Mascot Doggos! They are incredibly cute. There are also quite a few of them, but that is A-OK with me.
Among them is Reveille from Texas A&M, who is the cutest little shetland lady,
the Tennessee coonhound Smokey,
Bully the Bulldog from Mississippi State,
Jonathan the Husky from University of Connecticut,
and Washington University’s Dubs the husky.
Am I STILL hurt by the Florida/Georgia game?
YES, ABSOLUTELY! Florida would have won if everyone hadn’t gotten hurt. (Also, Carson Beck must be holding Kirby Smart’s mom hostage or something because there is no way he should still be their QB). However, I do think that Uga is very cute. He might top the list of mascot dogs for me.
BIG AL!!!!!! Despite not being a Bama fan…at all…like even a little bit…I do appreciate the fact that their mascot is pretty fun. For one thing, there are no other elephant mascots (that I’m aware of at the moment), and secondly, during this past year’s Georgia/Bama game whoever was in this mascot suit was absolutely busting it down dancing with the marching band in the background of Nick Saban’s halftime speech. Needless to say, I was not paying any attention to what he was saying.
I think the Oregon Duck is kinda cute. Like, it’s giving Donald Duck but less chronically angry, however, he might be a little overrated (cough cough like their football team). And in the words of senior Elliott Seng, “he’s very round.”

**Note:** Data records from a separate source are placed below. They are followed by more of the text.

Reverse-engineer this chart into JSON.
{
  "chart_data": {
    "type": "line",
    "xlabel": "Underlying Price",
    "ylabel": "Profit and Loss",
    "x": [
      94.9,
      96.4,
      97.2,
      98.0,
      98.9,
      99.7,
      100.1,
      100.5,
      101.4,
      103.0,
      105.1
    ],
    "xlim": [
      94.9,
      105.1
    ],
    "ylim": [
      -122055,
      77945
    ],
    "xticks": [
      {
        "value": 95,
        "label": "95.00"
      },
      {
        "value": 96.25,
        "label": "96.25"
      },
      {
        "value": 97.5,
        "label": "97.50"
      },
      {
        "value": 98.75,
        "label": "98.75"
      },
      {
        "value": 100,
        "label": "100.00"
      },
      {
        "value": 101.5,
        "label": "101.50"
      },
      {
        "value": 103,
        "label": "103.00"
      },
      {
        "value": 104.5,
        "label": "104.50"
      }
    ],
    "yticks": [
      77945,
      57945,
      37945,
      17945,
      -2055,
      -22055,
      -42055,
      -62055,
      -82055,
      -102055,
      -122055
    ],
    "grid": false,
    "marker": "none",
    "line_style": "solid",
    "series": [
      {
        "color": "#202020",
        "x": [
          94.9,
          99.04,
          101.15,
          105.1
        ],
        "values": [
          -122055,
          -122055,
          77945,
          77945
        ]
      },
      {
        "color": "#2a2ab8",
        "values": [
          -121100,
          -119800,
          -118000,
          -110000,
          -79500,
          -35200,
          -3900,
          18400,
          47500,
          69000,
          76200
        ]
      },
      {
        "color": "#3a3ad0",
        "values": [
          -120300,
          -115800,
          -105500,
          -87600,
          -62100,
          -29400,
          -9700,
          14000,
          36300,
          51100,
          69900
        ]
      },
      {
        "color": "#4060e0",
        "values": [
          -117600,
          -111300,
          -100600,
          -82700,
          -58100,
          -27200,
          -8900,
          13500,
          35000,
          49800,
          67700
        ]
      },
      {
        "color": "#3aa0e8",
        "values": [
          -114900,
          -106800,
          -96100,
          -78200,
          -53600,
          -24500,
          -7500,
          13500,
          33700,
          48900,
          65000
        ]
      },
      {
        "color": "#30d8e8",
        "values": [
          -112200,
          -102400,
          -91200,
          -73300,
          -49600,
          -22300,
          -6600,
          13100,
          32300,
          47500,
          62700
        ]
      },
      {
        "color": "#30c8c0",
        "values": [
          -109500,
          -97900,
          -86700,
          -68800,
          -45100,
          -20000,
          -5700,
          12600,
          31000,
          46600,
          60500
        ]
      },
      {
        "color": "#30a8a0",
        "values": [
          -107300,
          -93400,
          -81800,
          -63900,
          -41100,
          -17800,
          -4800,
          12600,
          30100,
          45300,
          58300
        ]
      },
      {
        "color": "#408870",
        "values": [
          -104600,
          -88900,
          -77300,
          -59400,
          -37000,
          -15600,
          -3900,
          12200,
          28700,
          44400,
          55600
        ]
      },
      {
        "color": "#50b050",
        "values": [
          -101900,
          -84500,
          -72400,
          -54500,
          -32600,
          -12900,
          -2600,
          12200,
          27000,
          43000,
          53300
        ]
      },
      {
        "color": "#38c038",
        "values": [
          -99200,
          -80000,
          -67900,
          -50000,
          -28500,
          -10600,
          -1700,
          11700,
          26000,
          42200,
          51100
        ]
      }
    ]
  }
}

Arkansas’ Big Red, Sue E, Pork Chop, and of course Tusk himself. IT’S A WHOLE HOG FAMILY! There is also Ribby and Boss Hog (not pictured), so Arkansas has a whole mascot FLEET. Maybe 5 is a little bit excessive though. Seriously, what led them to create so many hogs?
Ladies and gentlemen, boys and girls, I give you… the Stanford Tree…
Ok, Stanford, what’s going on? Ummmmm, why? It looks so incredibly stupid. It’s not even their official mascot it’s like the band mascot? But as far as mascots go, this one is not one to be super proud of.
Borderline criminal? Walks around with a big plastic gold chain? Almost got a massive box of nachos dumped on him at the Notre Dame/GT game? Well, that would be Buzz from Georgia Tech (featuring Katie, my best friend’s mom’s best friend, which makes her my bestie too). As mascots go he’s not terrible, but also not the best. So he’s kinda meh, I’m just not inspired.
Now on to my personal favorites:
AUBIE THE TIGER!!!! He’s literally adorable and honestly pretty funny. Like, have you SEEN his hype video?! It’s the best. He’s won the National Championship for college mascots 11 times, with his most recent victory in January of 2024. Now before any of you start complaining and say that Auburn has two mascots, let me clear this up. War Eagle is a SAYING, like “good morning” War Eagle, “have a nice day” War Eagle, or “I just failed my test” War Eagle. And who doesn’t enjoy seeing an eagle fly over the stadium before games? Anyway, I love him and no one can tell me otherwise.
The University of Florida’s Albert and Alberta Gator. Ok, hear me out. I’m a little biased because I grew up as a Florida Gator, but Albert and Alberta are cool. Pictured here is a photo of them greeting their adoring fans BECAUSE they are simply that cool and people love them. They are both fun and there are not a ton of colleges that have a male and female version of their mascot. Also, I’m pretty sure they are married. It also just makes sense for them to be gators, there are just so many sitting all over campus. If you have ever been to the Gainesville/Ocala area, you know…
Bevo from Texas is pretty cool. Not only is their mascot outfit fun (just look at his little cowboy hat), but they have an ACTUAL LONGHORN STEER. Do I also appreciate all of the guys with the steer in cowboy hats? Yes, but that’s not the point.
If you didn’t see your favorite college mascot here or if I absolutely hated on it, don’t be sad. Either they weren’t cool enough to be included, or they were so uncool that they HAD to be included. As a football fan and as someone who has applied to several of these colleges I have no hate for any of these colleges… except maybe FSU. (go Gators!)